Todos tenemos a un artista que se nos viene a la mente al instante cuando alguien nos pide una recomendación musical. Si alguna vez han tenido una conversación conmigo, sabrán que al menos una vez al día hablo de David Bowie.
Lo mejor de su música es que hay algo para todos. Bowie era un camaleón, y nunca definió su carrera —ni su sonido— en un solo género o estética. Incluso tenía eras, cada una con un personaje distinto que lo acompañaba en cada álbum.
Bowie se adapta al momento de quien lo escucha. Esa versatilidad lo convierte en un artista increíble, incluso para quienes no son seguidores fervientes (como su servidora). Puedo asegurar que hay al menos un álbum suyo capaz de enamorar a cualquiera.

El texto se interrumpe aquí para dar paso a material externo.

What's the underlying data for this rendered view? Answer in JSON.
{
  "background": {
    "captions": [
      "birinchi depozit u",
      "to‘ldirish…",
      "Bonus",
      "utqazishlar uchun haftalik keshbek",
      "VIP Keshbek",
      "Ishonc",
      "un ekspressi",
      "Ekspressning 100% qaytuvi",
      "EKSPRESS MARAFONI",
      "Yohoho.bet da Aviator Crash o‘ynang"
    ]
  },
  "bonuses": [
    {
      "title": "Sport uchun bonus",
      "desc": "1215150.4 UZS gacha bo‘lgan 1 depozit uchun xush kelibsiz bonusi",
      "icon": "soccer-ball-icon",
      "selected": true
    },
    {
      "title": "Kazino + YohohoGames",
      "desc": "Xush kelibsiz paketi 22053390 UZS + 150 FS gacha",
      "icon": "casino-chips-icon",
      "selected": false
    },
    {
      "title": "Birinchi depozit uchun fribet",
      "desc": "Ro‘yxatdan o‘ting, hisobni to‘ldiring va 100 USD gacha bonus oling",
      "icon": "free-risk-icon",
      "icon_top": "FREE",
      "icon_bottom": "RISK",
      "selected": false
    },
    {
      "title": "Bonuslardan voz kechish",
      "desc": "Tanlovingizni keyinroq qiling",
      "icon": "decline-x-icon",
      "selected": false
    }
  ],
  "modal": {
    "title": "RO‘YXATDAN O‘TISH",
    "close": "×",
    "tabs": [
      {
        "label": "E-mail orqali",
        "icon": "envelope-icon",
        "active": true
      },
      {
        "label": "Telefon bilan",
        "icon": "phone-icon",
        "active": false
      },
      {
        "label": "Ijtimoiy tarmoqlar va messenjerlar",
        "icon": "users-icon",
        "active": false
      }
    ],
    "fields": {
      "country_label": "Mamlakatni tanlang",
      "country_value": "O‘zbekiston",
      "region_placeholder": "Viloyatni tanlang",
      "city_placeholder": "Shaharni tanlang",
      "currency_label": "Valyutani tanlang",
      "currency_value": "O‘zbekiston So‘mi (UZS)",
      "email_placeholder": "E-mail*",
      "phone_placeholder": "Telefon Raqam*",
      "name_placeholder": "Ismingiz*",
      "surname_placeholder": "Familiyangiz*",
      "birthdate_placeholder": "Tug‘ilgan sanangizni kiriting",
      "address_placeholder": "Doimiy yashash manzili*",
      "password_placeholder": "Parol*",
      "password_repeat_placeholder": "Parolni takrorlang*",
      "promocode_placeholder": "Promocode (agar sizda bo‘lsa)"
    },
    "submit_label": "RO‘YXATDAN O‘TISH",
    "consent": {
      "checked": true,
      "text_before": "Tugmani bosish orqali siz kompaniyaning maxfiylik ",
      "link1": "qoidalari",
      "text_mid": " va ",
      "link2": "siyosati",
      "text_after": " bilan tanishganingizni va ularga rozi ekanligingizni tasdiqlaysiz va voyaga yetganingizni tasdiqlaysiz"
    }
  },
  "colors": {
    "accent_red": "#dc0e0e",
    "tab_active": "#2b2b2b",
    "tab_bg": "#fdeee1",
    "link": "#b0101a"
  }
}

Ya sea que quieras música para bailar o para lidiar con tu propia mortalidad, con David Bowie siempre hay de dónde escoger. Puede sonar exagerado, pero pocas discografías se mueven con tanta naturalidad entre el funk y el disco de Let’s Dance y la introspección cruda de Blackstar.
Empezar a escucharlo puede sentirse como un laberinto, pero no tiene por qué serlo. No se trata de abarcar toda su discografía ni de entender cada personaje desde el principio, sino de encontrar un punto de entrada que haga sentido contigo.
Para mí, ese punto suele ser Hunky Dory, o el clásico The Rise and Fall of Ziggy Stardust, que suelen enamorar desde la primera escucha. A partir de ahí, el resto llega de manera natural.
Por eso David Bowie es mi recomendación de cajón. No porque sea una respuesta fácil, sino porque es una respuesta flexible. Para cualquier persona, situación o sentimiento, mi respuesta es Bowie.